60 Jahre Geschichten rund ums Bett


Wenn man sich heute in einem modernen Bettenfachgeschäft umschaut, so kann man sich kaum vorstellen, dass vor 60 Jahren Matratzen oder gar Unterfederungen dort kaum zu finden waren. Stellen heute Bettsysteme in spezialisierten Bettenfachgeschäften über die Hälfte der Umsätze - so war dies in den 50er Jahren deutlich anders. Für Matratzen war der Möbelhandel zuständig. Sie gehörten zur Ausstattung eines Schlafzimmers und wurden an Ort und Stelle mit verkauft.
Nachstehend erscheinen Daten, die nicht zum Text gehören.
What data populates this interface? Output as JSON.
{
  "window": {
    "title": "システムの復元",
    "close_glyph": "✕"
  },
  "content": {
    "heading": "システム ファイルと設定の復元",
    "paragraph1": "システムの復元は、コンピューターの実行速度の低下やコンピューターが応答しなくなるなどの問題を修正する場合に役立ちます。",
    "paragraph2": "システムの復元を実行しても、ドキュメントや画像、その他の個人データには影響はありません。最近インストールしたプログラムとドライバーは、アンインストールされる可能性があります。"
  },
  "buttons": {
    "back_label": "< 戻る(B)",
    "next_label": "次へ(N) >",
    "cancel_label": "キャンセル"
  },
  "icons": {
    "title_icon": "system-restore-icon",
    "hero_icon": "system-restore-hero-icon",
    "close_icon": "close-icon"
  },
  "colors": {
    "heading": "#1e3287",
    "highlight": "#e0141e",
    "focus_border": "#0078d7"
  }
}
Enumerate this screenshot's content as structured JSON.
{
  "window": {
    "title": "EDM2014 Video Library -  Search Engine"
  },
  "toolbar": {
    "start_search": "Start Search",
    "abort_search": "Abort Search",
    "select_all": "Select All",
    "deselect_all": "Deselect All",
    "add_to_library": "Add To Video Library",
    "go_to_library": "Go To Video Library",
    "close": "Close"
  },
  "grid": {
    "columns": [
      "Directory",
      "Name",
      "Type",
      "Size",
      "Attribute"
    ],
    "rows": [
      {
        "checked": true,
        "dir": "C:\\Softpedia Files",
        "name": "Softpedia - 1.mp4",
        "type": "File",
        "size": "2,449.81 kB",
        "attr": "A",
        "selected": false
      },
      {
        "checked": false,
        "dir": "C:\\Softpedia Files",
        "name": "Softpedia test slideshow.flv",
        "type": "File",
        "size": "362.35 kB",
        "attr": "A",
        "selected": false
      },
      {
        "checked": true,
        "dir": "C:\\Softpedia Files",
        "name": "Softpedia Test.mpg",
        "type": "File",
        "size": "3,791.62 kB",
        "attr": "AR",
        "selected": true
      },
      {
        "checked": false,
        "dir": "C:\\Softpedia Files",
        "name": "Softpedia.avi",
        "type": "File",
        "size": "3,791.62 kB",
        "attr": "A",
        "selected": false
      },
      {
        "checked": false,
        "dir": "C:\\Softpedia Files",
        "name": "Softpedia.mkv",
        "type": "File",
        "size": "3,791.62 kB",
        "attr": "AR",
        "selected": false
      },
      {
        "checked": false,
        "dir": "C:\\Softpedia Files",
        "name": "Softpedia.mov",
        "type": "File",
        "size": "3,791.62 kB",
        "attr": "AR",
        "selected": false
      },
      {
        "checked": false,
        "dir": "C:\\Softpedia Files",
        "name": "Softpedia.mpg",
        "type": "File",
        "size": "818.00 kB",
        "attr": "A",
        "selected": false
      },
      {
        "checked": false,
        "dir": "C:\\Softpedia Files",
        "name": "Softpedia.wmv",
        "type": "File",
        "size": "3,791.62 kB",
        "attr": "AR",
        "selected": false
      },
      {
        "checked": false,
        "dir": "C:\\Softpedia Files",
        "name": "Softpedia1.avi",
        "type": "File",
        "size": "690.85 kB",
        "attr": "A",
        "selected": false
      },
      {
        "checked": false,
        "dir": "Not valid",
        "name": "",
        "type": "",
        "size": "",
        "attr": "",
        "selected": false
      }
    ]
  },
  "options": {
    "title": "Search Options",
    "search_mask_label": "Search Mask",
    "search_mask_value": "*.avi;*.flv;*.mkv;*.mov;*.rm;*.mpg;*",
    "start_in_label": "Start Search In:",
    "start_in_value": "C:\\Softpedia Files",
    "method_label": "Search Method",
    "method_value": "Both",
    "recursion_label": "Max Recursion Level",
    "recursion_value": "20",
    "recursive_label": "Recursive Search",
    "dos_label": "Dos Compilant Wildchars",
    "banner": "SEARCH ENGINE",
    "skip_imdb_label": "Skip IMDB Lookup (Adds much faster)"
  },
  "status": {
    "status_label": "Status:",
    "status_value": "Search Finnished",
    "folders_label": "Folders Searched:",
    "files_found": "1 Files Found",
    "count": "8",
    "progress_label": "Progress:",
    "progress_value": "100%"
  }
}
Und die Unterfederung war noch gar nicht erfunden. Spiralrahmen waren der Standard. Das änderte sich erst 1957, als wir mit Lattoflex den ersten Lattenrost der Welt auf der Möbelmesse in Köln präsentierten. Zum ersten Mal gab es flexible Holzleisten, welche für eine rückengerechte Lagerung des Schläfers sorgten. Aus heutiger Sicht kaum zu glauben, aber dieses Produkt war ein echter Reinfall. Auf Holz schlafen? Einer Gartenpforte? Und dann das Ganze zum dreifachen Preis einer damals üblichen dreiteiligen Federkernmatratze wie zum Beispiel von Schlaraffia?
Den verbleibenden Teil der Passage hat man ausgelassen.